CLUECorpusSmall#
| Name | Text Type | Raw Text Size |
|---|---|---|
| CLUECorpusSmall | Chinese | 14GB |
Dataset Description: Suitable for language modeling, pre-training, or generation tasks. Contains over 14GB of data, nearly 4000 well-defined txt files, and 5 billion characters. Main components originate from the nlp_chinese_corpus project.
Includes the following sub-corpora (total 14G):
News corpus news2016zh_corpus.zip
Community interaction corpus webText2019zh_corpus.zip
Wikipedia corpus wiki2019zh_corpus.zip
Comment data corpus comment2019zh_corpus.zip
Data Access#
Users can download via the official GitHub page: https://github.com/CLUEbenchmark/CLUECorpus2020. For convenience, we also provide AI Studio dataset download links: part1, part2. When using the AI Studio version, you can verify the MD5 values after download.
> md5sum ./*
8a8be341ebce39ccf5e9524fb0b46b08c5 ./comment2019zh_corpus.zip
4bdc2c941a7adb4a061caf273fea42b8 ./news2016zh_corpus.zip
fc582409f078b10d717caf233cc58ddd ./webText2019zh_corpus.zip
157dacde91dcbd2e52a60af49f710fa5 ./wiki2019zh_corpus.zip
Unzip the files
unzip comment2019zh_corpus.zip -d clue_corpus_small_14g/comment2019zh_corpus
unzip news2016zh_corpus.zip -d clue_corpus_small_14g/news2016zh_corpus
unzip webText2019zh_corpus.zip -d clue_corpus_small_14g/webText2019zh_corpus
unzip wiki2019zh_corpus.zip -d clue_corpus_small_14g/wiki2019zh_corpus
Convert txt files to jsonl format
python trans_to_json.py --input_path ./clue_corpus_small_14g --output_path clue_corpus_small_14g.jsonl
Now we obtain the dataset in jsonl format.
Chinese Pre-training Data Preparation#
Below are dataset applications for training tasks.
Example for LLaMA
python -u create_pretraining_data.py \
--model_name "idea-ccnl/ziya-llama-13b-v1" \
--input_path "clue_corpus_small_14g.jsonl" \
--output_prefix "clue_corpus_small_14g" \
--data_format "JSON" \
--json_key "text" \
--data_impl "mmap" \
--append_eos \
--log_interval 10000 \
--workers 48
Example for ERNIE
python -u create_pretraining_data.py \
--model_name "ernie-3.0-base-zh" \
--tokenizer_name "ErnieTokenizer" \
--input_path "clue_corpus_small_14g.jsonl" \
--output_prefix "clue_corpus_small_14g" \
--data_format "JSON" \
--json_key "text" \
--split_sentences \
--data_impl "mmap" \
--chinese \
--cn_whole_word_segment \
--cn_seg_func "lac" \
--log_interval 10000 \
--workers 48
The model_name can be replaced with other models.
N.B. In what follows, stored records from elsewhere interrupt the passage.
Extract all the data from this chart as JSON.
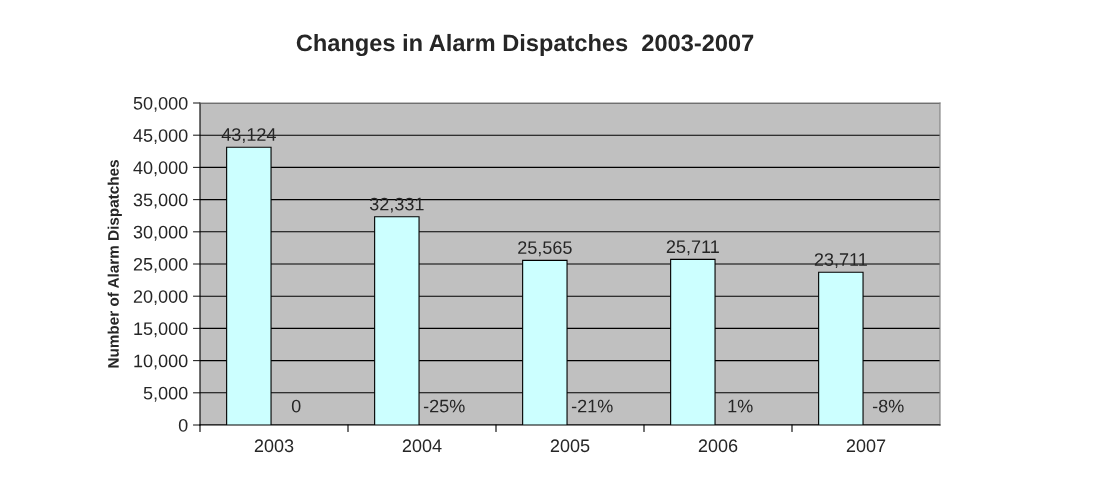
{
  "chart_data": {
    "type": "bar",
    "title": "Changes in Alarm Dispatches  2003-2007",
    "ylabel": "Number of Alarm Dispatches",
    "categories": [
      "2003",
      "2004",
      "2005",
      "2006",
      "2007"
    ],
    "values": [
      43124,
      32331,
      25565,
      25711,
      23711
    ],
    "color": "#ccffff",
    "value_labels": [
      "43,124",
      "32,331",
      "25,565",
      "25,711",
      "23,711"
    ],
    "ylim": [
      0,
      50000
    ],
    "yticks": [
      {
        "value": 0,
        "label": "0"
      },
      {
        "value": 5000,
        "label": "5,000"
      },
      {
        "value": 10000,
        "label": "10,000"
      },
      {
        "value": 15000,
        "label": "15,000"
      },
      {
        "value": 20000,
        "label": "20,000"
      },
      {
        "value": 25000,
        "label": "25,000"
      },
      {
        "value": 30000,
        "label": "30,000"
      },
      {
        "value": 35000,
        "label": "35,000"
      },
      {
        "value": 40000,
        "label": "40,000"
      },
      {
        "value": 45000,
        "label": "45,000"
      },
      {
        "value": 50000,
        "label": "50,000"
      }
    ],
    "grid": "y",
    "legend": false,
    "annotations": [
      {
        "text": "0",
        "x": "2003",
        "y": 2700
      },
      {
        "text": "-25%",
        "x": "2004",
        "y": 2700
      },
      {
        "text": "-21%",
        "x": "2005",
        "y": 2700
      },
      {
        "text": "1%",
        "x": "2006",
        "y": 2700
      },
      {
        "text": "-8%",
        "x": "2007",
        "y": 2700
      }
    ]
  }
}
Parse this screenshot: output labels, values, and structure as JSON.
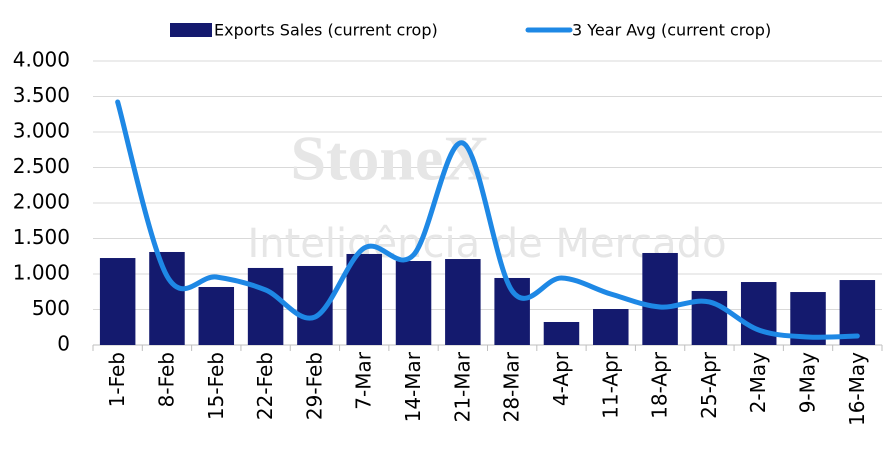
{
  "chart_data": {
    "type": "bar-line",
    "watermark": [
      "StoneX",
      "Inteligência de Mercado"
    ],
    "categories": [
      "1-Feb",
      "8-Feb",
      "15-Feb",
      "22-Feb",
      "29-Feb",
      "7-Mar",
      "14-Mar",
      "21-Mar",
      "28-Mar",
      "4-Apr",
      "11-Apr",
      "18-Apr",
      "25-Apr",
      "2-May",
      "9-May",
      "16-May"
    ],
    "series": [
      {
        "name": "Exports Sales (current crop)",
        "type": "bar",
        "color": "#141a6e",
        "values": [
          1225,
          1310,
          817,
          1085,
          1113,
          1282,
          1183,
          1211,
          944,
          324,
          507,
          1296,
          761,
          887,
          746,
          915
        ]
      },
      {
        "name": "3 Year Avg (current crop)",
        "type": "line",
        "color": "#1e88e5",
        "values": [
          3423,
          972,
          958,
          775,
          394,
          1366,
          1268,
          2845,
          761,
          944,
          718,
          535,
          606,
          211,
          113,
          127
        ]
      }
    ],
    "ylim": [
      0,
      4000
    ],
    "yticks": [
      0,
      {
        "value": 500,
        "label": "500"
      },
      {
        "value": 1000,
        "label": "1.000"
      },
      {
        "value": 1500,
        "label": "1.500"
      },
      {
        "value": 2000,
        "label": "2.000"
      },
      {
        "value": 2500,
        "label": "2.500"
      },
      {
        "value": 3000,
        "label": "3.000"
      },
      {
        "value": 3500,
        "label": "3.500"
      },
      {
        "value": 4000,
        "label": "4.000"
      }
    ],
    "grid": true,
    "legend": "top"
  }
}
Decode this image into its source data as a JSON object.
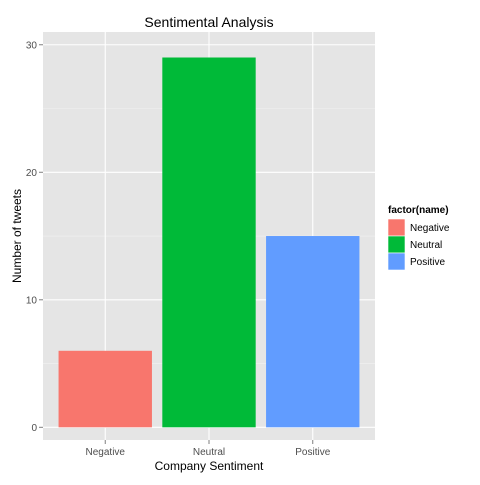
{
  "chart_data": {
    "type": "bar",
    "title": "Sentimental Analysis",
    "xlabel": "Company Sentiment",
    "ylabel": "Number of tweets",
    "categories": [
      "Negative",
      "Neutral",
      "Positive"
    ],
    "values": [
      6,
      29,
      15
    ],
    "colors": [
      "#F8766D",
      "#00BA38",
      "#619CFF"
    ],
    "ylim": [
      0,
      31
    ],
    "yticks": [
      0,
      10,
      20,
      30
    ],
    "grid": true,
    "legend": {
      "title": "factor(name)",
      "position": "right",
      "entries": [
        "Negative",
        "Neutral",
        "Positive"
      ]
    },
    "panel_background": "#E5E5E5",
    "grid_color": "#FFFFFF"
  }
}
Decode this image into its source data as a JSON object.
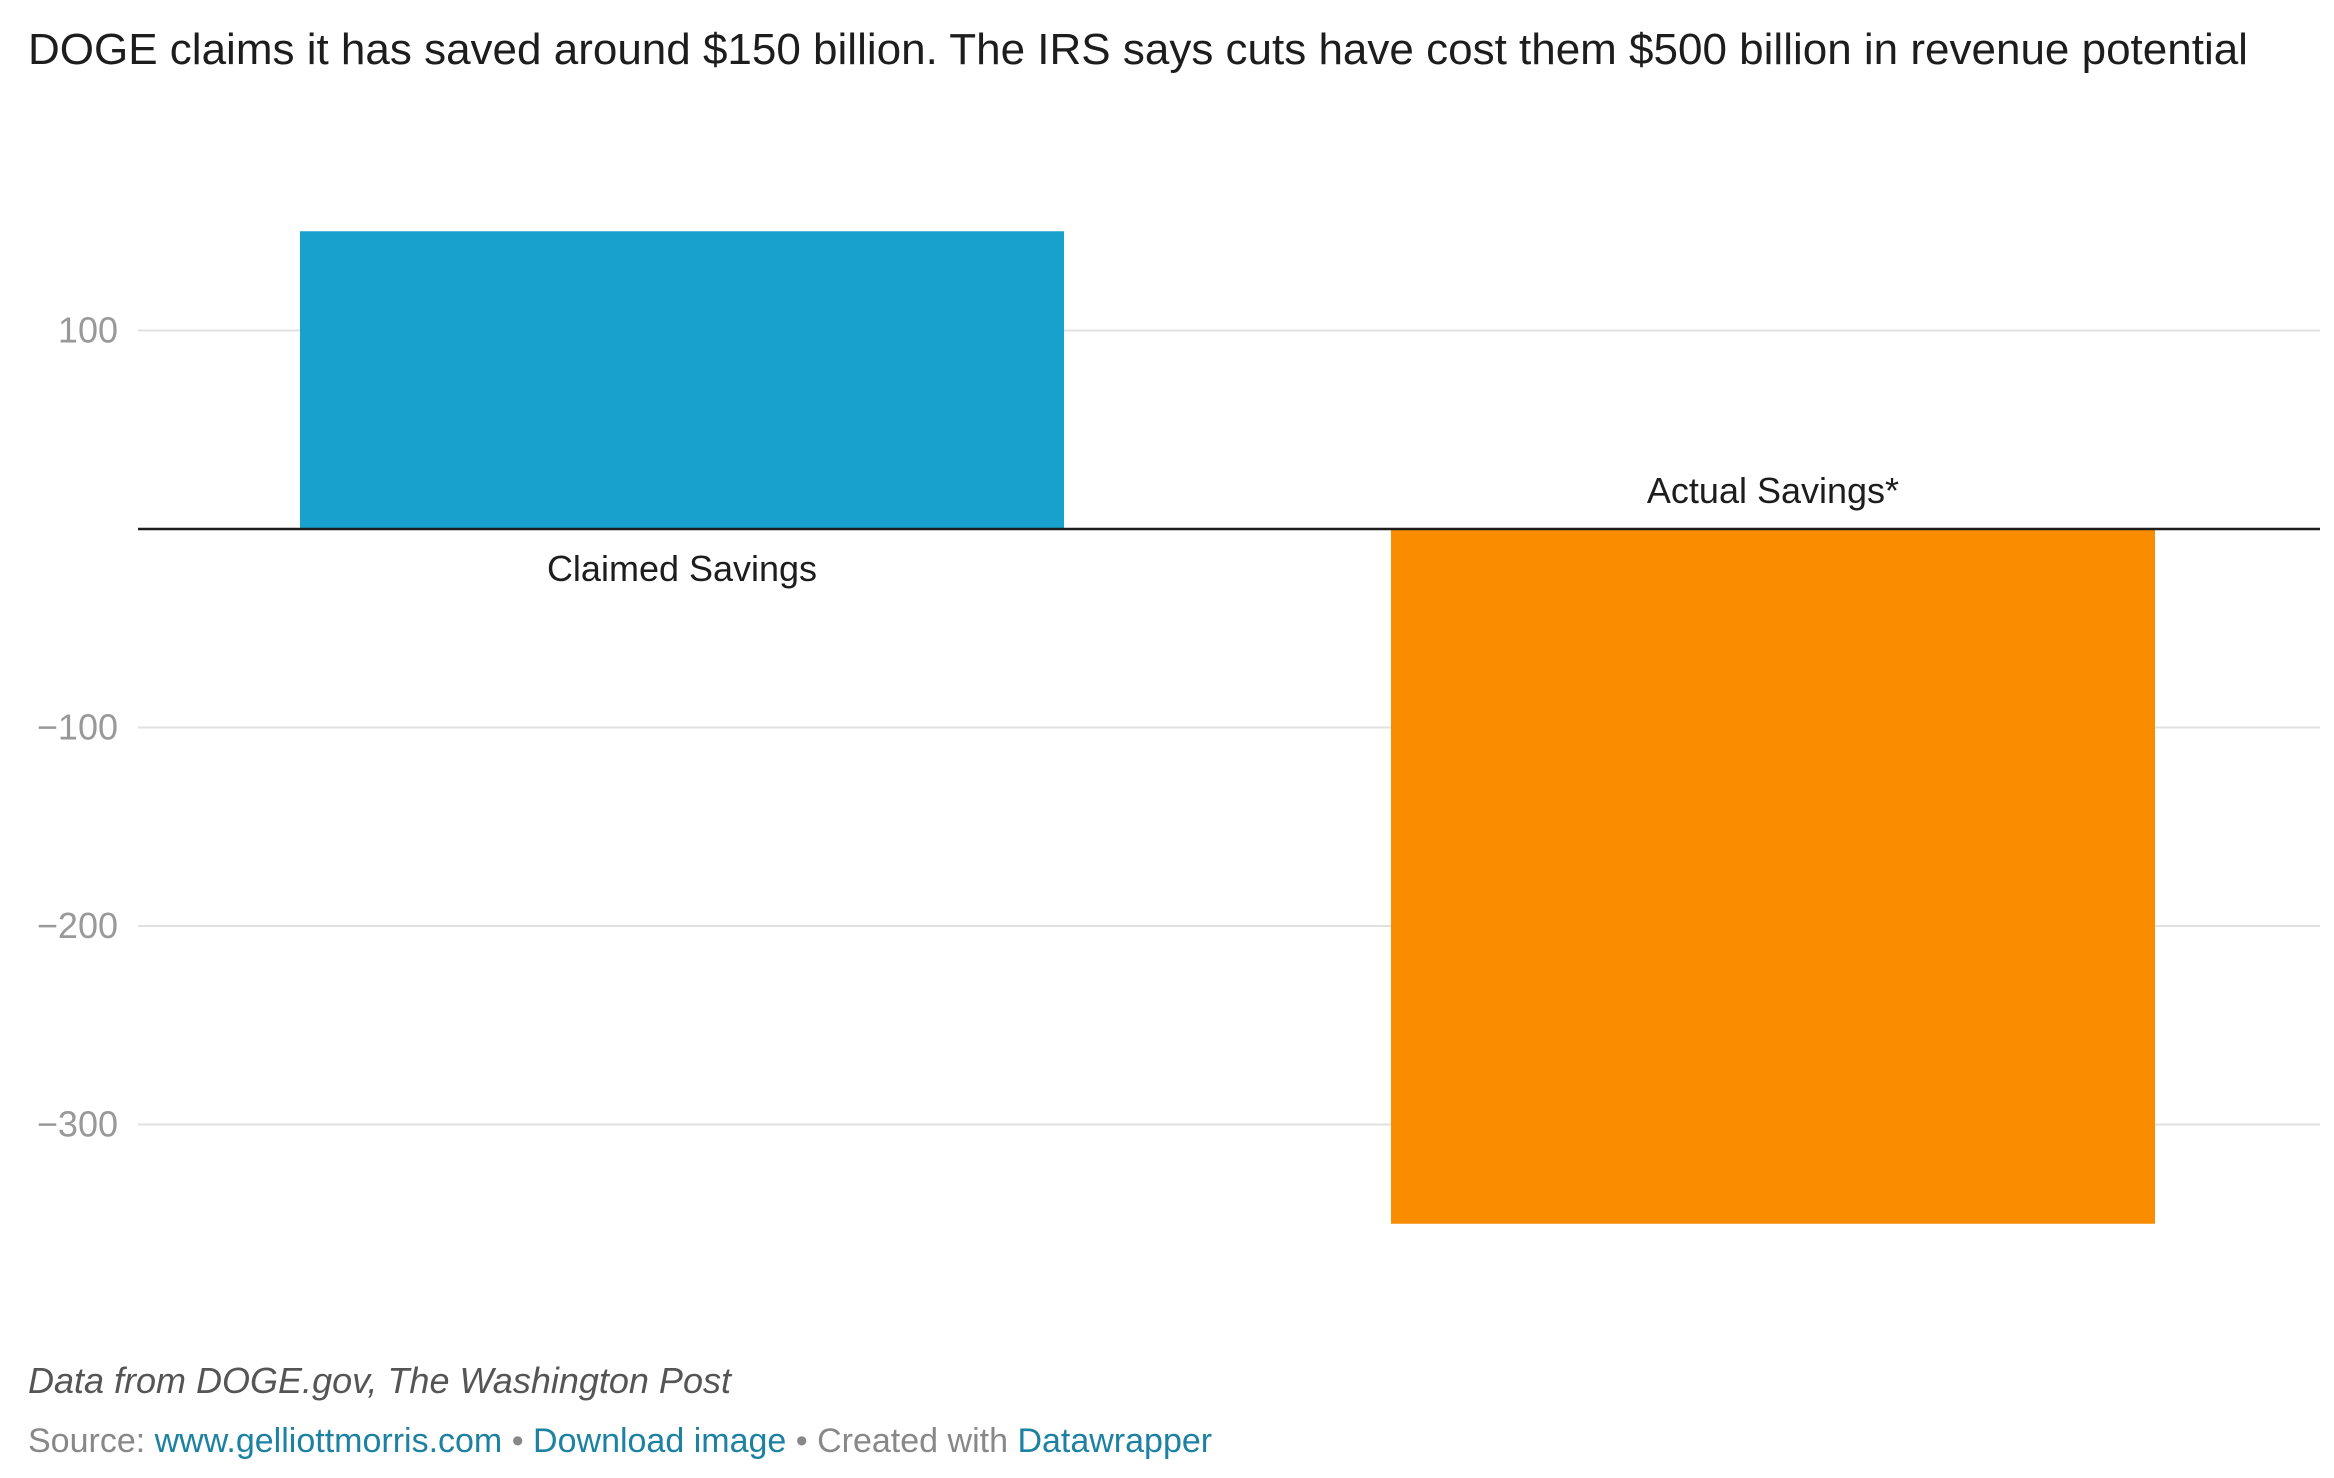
{
  "title": "DOGE claims it has saved around $150 billion. The IRS says cuts have cost them $500 billion in revenue potential",
  "chart_data": {
    "type": "bar",
    "categories": [
      "Claimed Savings",
      "Actual Savings*"
    ],
    "values": [
      150,
      -350
    ],
    "colors": [
      "#18a1cd",
      "#fa8c00"
    ],
    "yticks": [
      100,
      -100,
      -200,
      -300
    ],
    "ytick_labels": [
      "100",
      "−100",
      "−200",
      "−300"
    ],
    "ylim": [
      -390,
      175
    ],
    "grid": true,
    "xlabel": "",
    "ylabel": ""
  },
  "note": "Data from DOGE.gov, The Washington Post",
  "footer": {
    "source_label": "Source: ",
    "source_link": "www.gelliottmorris.com",
    "sep1": " • ",
    "download": "Download image",
    "sep2": " • Created with ",
    "datawrapper": "Datawrapper"
  }
}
workers indicates the number of conversion threads
The data consists of approximately 15,702,702 documents. Due to the time-consuming segmentation process, it takes about one hour to complete. The training data will be generated in the current directory:
clue_corpus_small_14g.bin
clue_corpus_small_14g.idx
Users can utilize this data for pre-training tasks.